SpaceX sold roughly 555.6 million Class A shares at the fixed $135 per-share price, putting the cash raised from the offering near $75 billion and implying a market valuation around $1.7–$1.8 trillion. The deal eclipses every prior IPO on record.

The offering used a fixed-price approach rather than the typical marketed price range, a move that surprised some market watchers and signaled the company's confidence in demand. That break with convention was flagged in investor filings and by analysts who followed the roadshow.

For public investors, the listing folds together SpaceX’s core businesses — satellite internet provider Starlink, rocket and orbital launch services, plus nascent AI and software projects — into a single publicly traded company. That gives ordinary shareholders direct exposure to the firm’s diverse revenue streams and long-term bets.

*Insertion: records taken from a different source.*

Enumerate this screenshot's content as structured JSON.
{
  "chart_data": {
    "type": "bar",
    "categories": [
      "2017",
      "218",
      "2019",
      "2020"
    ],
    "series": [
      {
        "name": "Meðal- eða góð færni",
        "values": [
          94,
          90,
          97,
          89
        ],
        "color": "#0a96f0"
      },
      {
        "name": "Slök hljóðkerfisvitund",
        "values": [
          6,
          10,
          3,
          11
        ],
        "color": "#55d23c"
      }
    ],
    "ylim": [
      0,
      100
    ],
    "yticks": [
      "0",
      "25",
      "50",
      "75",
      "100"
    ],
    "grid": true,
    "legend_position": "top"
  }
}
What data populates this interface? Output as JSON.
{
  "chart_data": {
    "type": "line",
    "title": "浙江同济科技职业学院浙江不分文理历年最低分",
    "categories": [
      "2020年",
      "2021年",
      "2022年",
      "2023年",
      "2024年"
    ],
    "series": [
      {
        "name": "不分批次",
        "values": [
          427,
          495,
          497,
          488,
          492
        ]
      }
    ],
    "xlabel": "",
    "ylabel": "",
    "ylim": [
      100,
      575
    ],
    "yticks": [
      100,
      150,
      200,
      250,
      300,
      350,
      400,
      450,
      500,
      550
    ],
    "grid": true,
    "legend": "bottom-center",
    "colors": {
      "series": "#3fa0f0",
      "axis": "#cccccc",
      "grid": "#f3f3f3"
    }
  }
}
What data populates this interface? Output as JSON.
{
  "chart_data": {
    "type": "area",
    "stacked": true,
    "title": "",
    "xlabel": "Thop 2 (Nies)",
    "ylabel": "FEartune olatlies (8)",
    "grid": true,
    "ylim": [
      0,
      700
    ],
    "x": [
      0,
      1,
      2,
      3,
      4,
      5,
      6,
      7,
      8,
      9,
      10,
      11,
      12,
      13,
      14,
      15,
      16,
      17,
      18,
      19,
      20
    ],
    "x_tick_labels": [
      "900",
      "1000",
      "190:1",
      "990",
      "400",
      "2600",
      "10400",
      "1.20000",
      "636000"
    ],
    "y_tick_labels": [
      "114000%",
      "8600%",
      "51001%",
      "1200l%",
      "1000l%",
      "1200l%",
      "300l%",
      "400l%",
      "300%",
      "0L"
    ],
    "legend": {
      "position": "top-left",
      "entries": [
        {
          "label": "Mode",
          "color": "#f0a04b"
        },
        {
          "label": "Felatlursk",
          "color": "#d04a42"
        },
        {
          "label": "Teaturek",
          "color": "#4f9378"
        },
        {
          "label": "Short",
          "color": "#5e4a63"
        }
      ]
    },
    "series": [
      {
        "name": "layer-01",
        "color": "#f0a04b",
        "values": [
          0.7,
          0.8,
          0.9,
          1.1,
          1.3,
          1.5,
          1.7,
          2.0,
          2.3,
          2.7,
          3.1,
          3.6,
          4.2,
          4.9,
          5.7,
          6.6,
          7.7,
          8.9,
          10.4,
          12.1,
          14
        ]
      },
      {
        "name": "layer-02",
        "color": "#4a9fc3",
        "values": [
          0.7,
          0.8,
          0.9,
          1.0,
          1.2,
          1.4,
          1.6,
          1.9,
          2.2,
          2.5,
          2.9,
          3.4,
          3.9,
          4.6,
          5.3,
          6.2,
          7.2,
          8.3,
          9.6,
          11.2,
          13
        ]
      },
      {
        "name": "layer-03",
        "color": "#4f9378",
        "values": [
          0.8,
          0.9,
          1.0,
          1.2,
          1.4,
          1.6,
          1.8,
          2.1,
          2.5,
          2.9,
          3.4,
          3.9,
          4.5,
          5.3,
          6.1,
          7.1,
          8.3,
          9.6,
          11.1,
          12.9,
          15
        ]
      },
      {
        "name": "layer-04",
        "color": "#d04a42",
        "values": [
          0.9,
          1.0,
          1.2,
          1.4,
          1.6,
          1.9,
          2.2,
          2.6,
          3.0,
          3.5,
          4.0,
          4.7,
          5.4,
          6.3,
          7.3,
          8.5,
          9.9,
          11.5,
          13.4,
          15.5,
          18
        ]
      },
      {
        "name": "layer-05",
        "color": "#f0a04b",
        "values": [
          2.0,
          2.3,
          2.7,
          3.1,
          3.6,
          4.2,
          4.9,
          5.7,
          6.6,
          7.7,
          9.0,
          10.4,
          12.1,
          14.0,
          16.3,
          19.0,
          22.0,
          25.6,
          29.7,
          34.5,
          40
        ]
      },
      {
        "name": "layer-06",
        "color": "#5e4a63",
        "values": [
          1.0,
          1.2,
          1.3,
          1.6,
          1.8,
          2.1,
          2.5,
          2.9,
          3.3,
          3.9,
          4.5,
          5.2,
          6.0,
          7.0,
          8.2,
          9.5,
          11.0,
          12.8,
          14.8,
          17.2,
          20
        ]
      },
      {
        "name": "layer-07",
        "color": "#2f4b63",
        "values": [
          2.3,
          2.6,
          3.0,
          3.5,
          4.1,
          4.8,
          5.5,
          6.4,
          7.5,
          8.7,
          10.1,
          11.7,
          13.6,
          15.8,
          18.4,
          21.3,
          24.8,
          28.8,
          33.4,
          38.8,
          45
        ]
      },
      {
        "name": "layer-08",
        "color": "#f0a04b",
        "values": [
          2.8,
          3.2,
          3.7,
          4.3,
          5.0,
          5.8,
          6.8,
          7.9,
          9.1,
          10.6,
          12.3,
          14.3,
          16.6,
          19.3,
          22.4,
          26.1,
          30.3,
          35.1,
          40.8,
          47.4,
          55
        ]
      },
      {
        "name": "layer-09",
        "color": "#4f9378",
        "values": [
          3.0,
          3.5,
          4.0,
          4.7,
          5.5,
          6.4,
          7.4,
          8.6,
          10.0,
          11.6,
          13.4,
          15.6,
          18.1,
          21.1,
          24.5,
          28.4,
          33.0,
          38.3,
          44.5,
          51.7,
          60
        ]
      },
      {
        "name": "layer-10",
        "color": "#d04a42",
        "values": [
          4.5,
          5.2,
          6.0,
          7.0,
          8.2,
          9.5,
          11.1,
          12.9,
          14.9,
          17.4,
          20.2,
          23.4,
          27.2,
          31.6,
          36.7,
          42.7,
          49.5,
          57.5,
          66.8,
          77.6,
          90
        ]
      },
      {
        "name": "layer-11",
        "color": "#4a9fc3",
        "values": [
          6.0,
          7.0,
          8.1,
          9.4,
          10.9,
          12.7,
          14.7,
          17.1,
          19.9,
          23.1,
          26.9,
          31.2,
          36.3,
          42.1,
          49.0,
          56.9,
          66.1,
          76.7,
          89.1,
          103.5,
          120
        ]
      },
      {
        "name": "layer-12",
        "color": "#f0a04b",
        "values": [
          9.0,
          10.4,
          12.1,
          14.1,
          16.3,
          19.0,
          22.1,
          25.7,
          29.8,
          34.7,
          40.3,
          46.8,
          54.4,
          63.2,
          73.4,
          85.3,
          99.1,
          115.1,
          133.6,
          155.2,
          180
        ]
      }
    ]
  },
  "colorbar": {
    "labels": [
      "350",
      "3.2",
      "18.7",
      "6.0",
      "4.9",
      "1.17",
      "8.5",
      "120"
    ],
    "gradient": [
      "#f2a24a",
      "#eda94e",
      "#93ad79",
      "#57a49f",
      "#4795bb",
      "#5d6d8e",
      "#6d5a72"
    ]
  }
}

SpaceX’s roadshow and prospectus positioned Starlink as a central growth engine, with launch services supplying steady commercial and government revenue. Company materials and analysts point to the combination of recurring connectivity sales and launch demand as the backbone of future cash flow projections.

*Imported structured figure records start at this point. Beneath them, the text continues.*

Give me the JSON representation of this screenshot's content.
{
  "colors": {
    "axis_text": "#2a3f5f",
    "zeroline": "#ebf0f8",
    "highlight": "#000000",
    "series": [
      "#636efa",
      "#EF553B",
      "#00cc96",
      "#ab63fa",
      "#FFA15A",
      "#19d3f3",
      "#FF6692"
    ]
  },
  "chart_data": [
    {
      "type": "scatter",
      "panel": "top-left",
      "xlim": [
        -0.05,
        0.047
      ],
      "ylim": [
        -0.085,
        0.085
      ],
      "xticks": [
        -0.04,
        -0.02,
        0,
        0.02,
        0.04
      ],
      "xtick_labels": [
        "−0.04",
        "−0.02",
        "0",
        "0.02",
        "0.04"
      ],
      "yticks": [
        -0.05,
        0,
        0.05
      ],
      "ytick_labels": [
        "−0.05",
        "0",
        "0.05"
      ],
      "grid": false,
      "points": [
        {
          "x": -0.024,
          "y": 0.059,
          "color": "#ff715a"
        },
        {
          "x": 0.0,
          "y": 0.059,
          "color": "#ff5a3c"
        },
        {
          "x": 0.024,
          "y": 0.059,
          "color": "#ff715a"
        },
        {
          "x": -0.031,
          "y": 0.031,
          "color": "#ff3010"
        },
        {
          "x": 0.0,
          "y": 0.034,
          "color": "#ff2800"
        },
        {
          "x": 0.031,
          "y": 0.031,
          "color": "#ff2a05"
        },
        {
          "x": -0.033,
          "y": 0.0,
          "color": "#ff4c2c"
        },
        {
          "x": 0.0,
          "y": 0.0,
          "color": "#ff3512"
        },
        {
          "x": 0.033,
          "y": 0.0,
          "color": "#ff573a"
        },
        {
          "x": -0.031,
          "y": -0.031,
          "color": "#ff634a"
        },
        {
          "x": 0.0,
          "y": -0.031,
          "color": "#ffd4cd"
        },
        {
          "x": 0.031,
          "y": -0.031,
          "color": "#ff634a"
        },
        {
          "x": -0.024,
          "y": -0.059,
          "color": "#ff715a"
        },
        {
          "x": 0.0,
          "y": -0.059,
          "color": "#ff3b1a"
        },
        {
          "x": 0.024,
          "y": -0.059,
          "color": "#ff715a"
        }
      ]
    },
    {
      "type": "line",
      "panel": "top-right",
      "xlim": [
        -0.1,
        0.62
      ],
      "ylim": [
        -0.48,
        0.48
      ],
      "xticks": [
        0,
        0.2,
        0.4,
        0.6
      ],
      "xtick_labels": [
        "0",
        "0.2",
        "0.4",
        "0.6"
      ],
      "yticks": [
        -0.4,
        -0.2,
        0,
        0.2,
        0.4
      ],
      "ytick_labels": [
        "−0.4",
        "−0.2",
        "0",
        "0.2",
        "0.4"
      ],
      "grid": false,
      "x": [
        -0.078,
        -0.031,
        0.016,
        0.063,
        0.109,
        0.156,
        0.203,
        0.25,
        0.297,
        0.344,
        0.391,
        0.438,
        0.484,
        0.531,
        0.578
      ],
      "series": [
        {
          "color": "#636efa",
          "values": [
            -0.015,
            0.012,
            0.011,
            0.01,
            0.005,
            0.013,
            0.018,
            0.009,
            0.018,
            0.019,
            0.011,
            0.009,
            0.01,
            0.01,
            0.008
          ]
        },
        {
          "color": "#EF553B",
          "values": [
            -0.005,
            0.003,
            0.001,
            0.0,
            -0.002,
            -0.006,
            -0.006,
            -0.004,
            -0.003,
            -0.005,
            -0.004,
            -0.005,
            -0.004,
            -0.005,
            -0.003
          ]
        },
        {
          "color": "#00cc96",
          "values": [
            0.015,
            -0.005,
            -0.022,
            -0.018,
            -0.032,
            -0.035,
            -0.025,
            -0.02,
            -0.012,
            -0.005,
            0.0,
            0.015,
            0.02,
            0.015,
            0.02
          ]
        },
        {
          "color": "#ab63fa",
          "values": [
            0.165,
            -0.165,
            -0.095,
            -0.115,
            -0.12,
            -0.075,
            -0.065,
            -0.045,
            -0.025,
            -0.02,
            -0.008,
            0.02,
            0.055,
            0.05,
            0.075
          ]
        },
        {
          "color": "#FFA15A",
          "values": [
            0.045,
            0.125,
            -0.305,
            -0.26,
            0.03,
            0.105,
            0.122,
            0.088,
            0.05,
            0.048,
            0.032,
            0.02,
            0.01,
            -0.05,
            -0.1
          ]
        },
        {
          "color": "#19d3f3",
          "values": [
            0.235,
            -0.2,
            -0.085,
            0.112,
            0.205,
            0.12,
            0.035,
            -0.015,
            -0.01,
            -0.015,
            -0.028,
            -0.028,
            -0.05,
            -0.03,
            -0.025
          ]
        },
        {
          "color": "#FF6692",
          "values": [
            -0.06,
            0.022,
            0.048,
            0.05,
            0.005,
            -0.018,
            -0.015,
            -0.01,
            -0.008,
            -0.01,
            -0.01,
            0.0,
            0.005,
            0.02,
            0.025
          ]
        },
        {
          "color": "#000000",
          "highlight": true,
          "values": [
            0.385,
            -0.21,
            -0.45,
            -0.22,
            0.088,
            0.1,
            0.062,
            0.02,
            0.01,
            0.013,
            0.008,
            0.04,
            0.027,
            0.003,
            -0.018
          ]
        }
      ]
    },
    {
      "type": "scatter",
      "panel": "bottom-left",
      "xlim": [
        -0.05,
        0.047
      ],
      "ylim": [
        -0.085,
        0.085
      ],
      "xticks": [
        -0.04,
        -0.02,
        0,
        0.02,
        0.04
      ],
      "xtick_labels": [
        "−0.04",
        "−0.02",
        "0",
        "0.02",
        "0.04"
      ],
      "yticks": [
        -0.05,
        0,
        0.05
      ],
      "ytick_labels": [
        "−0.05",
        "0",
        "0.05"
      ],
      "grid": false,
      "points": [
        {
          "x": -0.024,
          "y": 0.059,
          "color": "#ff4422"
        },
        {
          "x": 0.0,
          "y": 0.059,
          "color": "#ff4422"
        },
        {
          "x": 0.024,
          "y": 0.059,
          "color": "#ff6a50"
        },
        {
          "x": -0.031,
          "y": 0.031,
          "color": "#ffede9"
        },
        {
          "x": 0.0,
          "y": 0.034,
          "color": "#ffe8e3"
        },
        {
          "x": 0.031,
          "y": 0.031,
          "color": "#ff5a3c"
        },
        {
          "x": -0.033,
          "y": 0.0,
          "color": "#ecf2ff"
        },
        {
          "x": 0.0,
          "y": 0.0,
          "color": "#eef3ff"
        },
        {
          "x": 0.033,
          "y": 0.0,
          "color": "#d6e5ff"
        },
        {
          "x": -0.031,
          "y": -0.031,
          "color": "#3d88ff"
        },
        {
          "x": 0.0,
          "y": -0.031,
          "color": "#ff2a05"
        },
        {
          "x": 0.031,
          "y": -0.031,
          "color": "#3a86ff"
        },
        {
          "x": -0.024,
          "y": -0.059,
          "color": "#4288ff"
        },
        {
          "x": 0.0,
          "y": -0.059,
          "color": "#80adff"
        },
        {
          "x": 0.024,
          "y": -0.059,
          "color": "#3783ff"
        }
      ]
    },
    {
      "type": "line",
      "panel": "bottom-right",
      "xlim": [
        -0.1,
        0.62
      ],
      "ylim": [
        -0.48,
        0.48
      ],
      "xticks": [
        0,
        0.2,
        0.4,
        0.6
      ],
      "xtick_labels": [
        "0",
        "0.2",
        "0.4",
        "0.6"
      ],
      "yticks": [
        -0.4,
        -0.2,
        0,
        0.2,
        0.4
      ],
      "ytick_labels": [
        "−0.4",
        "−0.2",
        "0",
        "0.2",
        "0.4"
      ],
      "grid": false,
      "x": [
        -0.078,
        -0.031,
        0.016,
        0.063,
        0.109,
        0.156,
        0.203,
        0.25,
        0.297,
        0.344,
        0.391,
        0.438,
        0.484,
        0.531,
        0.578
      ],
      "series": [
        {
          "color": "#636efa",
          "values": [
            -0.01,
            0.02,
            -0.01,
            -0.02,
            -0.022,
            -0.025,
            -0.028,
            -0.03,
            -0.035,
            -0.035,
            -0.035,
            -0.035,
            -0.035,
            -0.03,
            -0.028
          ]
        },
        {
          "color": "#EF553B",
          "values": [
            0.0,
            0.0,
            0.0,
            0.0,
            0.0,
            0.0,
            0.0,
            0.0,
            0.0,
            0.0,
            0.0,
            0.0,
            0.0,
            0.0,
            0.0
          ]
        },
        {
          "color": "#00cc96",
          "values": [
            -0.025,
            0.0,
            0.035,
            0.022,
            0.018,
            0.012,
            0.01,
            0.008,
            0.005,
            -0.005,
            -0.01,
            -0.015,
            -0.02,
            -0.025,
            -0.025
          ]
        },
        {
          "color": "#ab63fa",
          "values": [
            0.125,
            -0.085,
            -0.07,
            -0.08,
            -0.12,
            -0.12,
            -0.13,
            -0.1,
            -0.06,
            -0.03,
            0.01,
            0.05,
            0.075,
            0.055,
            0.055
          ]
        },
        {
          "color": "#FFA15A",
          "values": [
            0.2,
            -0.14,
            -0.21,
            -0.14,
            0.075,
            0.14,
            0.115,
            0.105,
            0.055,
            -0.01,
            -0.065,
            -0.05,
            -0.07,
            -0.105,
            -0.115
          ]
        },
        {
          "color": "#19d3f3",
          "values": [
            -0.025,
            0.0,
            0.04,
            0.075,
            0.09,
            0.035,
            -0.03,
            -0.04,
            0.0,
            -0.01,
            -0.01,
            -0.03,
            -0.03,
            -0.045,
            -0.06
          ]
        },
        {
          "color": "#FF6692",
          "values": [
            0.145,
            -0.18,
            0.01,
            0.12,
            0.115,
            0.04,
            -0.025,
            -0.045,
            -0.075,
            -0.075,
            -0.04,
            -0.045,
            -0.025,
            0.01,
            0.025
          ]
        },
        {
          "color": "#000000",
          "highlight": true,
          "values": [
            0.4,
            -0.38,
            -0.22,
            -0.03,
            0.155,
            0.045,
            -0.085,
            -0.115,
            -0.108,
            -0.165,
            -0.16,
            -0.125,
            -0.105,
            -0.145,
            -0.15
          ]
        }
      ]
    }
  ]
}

Market participants reacted quickly. Reports noted a notable first-day lift in the share price after the debut, reflecting strong aftermarket demand and intense investor interest in a company that has dominated U.S. commercial launches. That early trading activity pushed headline valuations into the multi‑trillion-dollar range at points during the session.

The size and scale of the offering create immediate implications for passive investors. Large index funds and ETFs that track broad-market benchmarks will need to buy shares to reflect rebalanced weights, a mechanical effect that can add sizable incremental demand for newly listed mega-cap names. Analysts have highlighted this 'forced buying' as one short-term price dynamic to watch.

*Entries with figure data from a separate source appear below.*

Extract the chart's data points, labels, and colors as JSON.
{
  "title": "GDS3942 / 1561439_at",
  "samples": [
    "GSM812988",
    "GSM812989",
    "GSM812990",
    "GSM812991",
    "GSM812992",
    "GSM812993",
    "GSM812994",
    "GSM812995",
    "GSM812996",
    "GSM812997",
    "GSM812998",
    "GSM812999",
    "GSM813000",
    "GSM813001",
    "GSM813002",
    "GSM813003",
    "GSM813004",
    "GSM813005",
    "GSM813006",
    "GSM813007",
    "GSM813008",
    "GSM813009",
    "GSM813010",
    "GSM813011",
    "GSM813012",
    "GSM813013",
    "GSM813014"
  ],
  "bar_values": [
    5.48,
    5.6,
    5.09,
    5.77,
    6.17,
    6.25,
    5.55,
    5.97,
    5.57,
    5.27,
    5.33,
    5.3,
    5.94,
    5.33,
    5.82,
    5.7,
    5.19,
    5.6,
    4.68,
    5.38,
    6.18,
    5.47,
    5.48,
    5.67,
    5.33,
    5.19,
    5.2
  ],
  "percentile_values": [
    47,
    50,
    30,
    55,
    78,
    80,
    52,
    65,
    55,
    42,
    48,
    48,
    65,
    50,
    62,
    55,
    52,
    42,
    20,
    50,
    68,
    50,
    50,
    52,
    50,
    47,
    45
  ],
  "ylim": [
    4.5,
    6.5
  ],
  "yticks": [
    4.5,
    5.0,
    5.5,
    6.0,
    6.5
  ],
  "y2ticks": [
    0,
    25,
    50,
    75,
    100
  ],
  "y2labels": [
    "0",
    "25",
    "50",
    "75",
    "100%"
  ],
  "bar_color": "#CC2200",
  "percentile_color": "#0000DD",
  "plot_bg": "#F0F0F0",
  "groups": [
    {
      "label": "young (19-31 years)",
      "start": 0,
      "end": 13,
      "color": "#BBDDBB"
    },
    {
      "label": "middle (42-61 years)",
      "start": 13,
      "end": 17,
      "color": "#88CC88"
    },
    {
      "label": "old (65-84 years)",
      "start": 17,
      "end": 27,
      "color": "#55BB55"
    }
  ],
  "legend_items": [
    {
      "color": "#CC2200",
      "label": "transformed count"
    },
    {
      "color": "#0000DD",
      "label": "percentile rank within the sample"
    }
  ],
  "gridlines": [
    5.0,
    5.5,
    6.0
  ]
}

Governance and control were also central to the story. Filings and reporting describe a dual-class structure and other arrangements that preserve substantial voting power with the company’s existing controlling holders, meaning public shareholders will own economic interest but have limited voting influence over long-term strategy.

The IPO also drew scrutiny from independent valuation analysts, who in some cases estimated long-term intrinsic values markedly below the headline market capitalization implied by the IPO price. Those groups pointed to the challenge of valuing future AI and infrastructure projects and cautioned about high revenue multiple assumptions baked into the offering.

Regulatory and national-security observers will be watching how public ownership intersects with SpaceX’s government contracting and export-controlled technology. The company is a major defense and civil contractor, and public disclosure rules mean markets and regulators will have new access to periodic financial reports and corporate disclosures.

For retail and institutional investors, the listing turns long-standing private exposure into a liquid security that can be traded every business day. That transition raises questions about who benefits most from long-term space infrastructure returns, how employees and pre-IPO investors will be treated under lock-up schedules, and how the market will price an unusually diversified aerospace-and-tech conglomerate.

SpaceX’s debut marks a turning point for the aerospace and satellite sectors. By moving Starlink, launch operations, and an expanding AI agenda into public markets, the company creates a new reference point for valuations across industries that intersect with space, connectivity, and advanced compute. Investors and policymakers will likely measure the offering’s ripple effects for years.